Similarly, when Pierre Polliviere poses for photos with violent far-right (ie. fascist) figures like Jeremy Mackenzie or caucus members play footsie with foreign far-right agitators like Christine Anderson of Germany’s AfD their fingers-crossed disavowals are reported with credulity. When Alberta premier Danielle Smith praised Florida governor Ron Desantis and South Dakota’s Kristi Noem as models and potential partners, CTV reporter Michael Franklin described the comments as “raising eyebrows”.

They should be raising five alarm fire sirens!
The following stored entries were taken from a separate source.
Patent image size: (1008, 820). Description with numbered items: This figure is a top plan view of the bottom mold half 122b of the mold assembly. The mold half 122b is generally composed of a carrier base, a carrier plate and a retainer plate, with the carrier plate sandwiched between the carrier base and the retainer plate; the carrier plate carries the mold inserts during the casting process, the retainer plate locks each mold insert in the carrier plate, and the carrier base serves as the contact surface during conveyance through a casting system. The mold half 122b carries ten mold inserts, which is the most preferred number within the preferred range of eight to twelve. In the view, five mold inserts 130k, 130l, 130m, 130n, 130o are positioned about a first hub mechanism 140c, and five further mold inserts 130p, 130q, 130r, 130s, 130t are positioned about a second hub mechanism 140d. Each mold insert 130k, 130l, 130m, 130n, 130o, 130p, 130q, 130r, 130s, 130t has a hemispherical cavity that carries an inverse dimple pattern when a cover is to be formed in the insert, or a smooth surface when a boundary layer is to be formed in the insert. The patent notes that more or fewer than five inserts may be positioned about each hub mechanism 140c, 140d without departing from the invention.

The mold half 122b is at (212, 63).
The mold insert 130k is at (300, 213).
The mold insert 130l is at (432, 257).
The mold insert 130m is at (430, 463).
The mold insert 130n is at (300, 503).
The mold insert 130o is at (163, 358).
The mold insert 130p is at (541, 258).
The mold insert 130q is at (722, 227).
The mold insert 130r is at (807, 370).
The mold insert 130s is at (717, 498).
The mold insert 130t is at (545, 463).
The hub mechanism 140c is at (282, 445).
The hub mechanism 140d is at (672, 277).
When people tell you who they are – believe them!

We need to get organized and prepared now. If we wait for brownshirts (or polo shirts) to be roaming the streets and police to be rounding up dissidents, radicals, trade unionists, people of colour, Indigenous people, and Queer folk, it will be too late.

In an upcoming article we will delve further into the parallels between the rise of fascism in the 1930’s and its current resurgence. In particular we will look at how – as understood by Inspector Rivett-Carnac – fascism is not so much a radical break from liberal democracy resting on a base of capitalist power as much as it is an evolution flowing from the inevitable crisis of that system. And, that it is based on the same ideological foundations of patriarchy, white supremacy and settler-colonialism.